In all the good times, I find myself longin’ for change

And in the bad times, I fear myself

(Shallow/Lady Gaga)

Vorwort

Die Idee zu diesem Buch ist unmittelbar nach der Fertigstellung des ersten Bandes im Frühjahr 2020 entstanden. Lange vor dem völkerrechtswidrigen russischen Angriffskrieg, der offiziell am 24. Februar 2022 begann. Daher, und weil der Roman im Jahr 2018 spielt, wird der Krieg nicht erwähnt, obwohl Personen aus der deutsch-russischen Community auftauchen. Meine Überlegungen gehen von einer diversen russischstämmigen Gesellschaft aus, die Lichtgestalten, Mitläufer und Monster hervorbringt, so wie jede andere Gesellschaft auch.
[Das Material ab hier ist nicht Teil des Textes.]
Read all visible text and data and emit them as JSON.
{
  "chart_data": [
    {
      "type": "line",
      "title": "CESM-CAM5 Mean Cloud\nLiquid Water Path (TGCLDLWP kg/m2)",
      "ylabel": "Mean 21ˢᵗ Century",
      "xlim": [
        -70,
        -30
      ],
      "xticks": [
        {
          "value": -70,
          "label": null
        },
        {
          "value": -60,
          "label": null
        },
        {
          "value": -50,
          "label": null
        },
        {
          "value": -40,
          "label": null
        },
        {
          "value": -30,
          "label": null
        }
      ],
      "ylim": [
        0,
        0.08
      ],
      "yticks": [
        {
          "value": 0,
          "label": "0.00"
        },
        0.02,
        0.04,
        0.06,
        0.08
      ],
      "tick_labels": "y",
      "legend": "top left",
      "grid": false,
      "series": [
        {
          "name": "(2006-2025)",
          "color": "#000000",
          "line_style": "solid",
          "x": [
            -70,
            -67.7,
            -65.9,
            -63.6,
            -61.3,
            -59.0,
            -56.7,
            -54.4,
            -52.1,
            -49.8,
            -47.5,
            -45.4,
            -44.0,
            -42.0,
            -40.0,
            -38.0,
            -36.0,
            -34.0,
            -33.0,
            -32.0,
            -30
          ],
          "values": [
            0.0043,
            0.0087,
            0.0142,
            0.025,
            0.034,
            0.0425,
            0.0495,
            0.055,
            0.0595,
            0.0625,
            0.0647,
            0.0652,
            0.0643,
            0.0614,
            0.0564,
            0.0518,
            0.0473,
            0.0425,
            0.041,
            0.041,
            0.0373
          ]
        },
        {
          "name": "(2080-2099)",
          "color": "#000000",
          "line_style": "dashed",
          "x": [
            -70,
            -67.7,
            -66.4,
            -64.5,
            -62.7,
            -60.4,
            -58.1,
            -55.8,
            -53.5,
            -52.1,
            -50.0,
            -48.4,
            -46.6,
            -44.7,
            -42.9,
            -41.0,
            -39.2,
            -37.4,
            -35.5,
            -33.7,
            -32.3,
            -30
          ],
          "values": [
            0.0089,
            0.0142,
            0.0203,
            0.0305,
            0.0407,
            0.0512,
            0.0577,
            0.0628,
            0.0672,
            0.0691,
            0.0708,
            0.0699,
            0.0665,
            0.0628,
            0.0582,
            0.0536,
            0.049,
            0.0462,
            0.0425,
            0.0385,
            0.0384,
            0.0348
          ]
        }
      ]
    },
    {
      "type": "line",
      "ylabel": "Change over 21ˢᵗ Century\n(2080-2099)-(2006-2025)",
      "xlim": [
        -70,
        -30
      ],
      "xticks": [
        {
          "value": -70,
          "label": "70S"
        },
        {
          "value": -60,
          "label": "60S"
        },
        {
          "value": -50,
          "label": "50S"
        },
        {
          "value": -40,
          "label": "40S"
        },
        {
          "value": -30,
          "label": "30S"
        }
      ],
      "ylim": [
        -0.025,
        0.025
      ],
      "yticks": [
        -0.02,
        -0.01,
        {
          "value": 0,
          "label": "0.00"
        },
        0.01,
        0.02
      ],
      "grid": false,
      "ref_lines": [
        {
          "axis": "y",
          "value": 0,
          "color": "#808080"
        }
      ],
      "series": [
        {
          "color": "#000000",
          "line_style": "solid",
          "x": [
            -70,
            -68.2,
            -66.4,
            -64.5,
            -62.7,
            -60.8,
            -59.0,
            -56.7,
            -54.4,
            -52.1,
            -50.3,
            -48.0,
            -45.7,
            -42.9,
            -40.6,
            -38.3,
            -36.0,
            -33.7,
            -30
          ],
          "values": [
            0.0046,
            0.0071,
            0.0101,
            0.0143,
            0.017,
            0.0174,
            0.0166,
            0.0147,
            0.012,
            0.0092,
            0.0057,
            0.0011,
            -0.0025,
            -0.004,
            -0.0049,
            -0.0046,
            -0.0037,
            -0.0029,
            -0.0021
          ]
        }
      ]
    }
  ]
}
Ich möchte aber keinen Zweifel an meiner Überzeugung lassen: Meine ganze Solidarität gilt der angegriffenen Ukraine und den Menschen, die für Freiheit, Souveränität und Demokratie kämpfen.

Stand with Ukraine!

Prolog

Sie glitzerten in der Sonne wie Diamanten: blutrot, smaragdgrün und ozeanblau. Der Junge war schon Dutzende Male in der Ussuribucht gewesen und wusste natürlich, dass es nur Glas war, das er funkeln sah. Jahrzehntelang hatte die Glasfabrik von Wladiwostok ihre Abfälle achtlos in die Bucht geworfen: Bier- und Wodkaflaschen, die zersplitterten und den Strand unbegehbar machten. Doch dann bewirkte Gott ein Wunder: Winde und Wellen schliffen die Scherben zu Abertausenden Edelsteinen. Wenn der Junge sie anfasste, lagen sie weich und makellos in seiner Hand. Gerne hätte er auch jetzt ein besonders schönes Exemplar, einen handtellergroßen bernsteinfarbenen Stein berührt. Doch er musste vorsichtig sein. Von seinem Platz im Ufergestrüpp konnte er das schönste von Gottes Wundern am Strand ungestört beobachten: Ihre langen, honigblonden Haare wehten im Wind. Mit einer Hand strich sie eine Strähne zurück, die zwischen ihre Haut und die wärmende Sonne geraten war. Sie hatte die Augen geschlossen und genoss den ersten Sommertag. Der Junge war glücklich, sie zu betrachten, und wollte nichts mehr als das. Als er fühlte, dass sich sein Geschlecht aufrichtete, presste er mit aller Macht dagegen. Doch statt zu schrumpfen, schwoll es weiter an und drückte schmerzhaft gegen den Stoff seiner Jeanshose. Der Junge schämte sich und bat Gott um Vergebung. Er wollte doch nicht sündigen. Sondern nur seine Schöpfung bewundern. Das Mädchen hatte mittlerweile ihre Kleidung abgestreift und stand in einem eng anliegenden Badeanzug auf den glänzenden Kieseln. Plötzlich zuckte sie zusammen, und ein roter Fleck erschien auf ihrer Wange. Von dort breitete er sich als feines Rinnsal über ihren Hals und die Brust aus.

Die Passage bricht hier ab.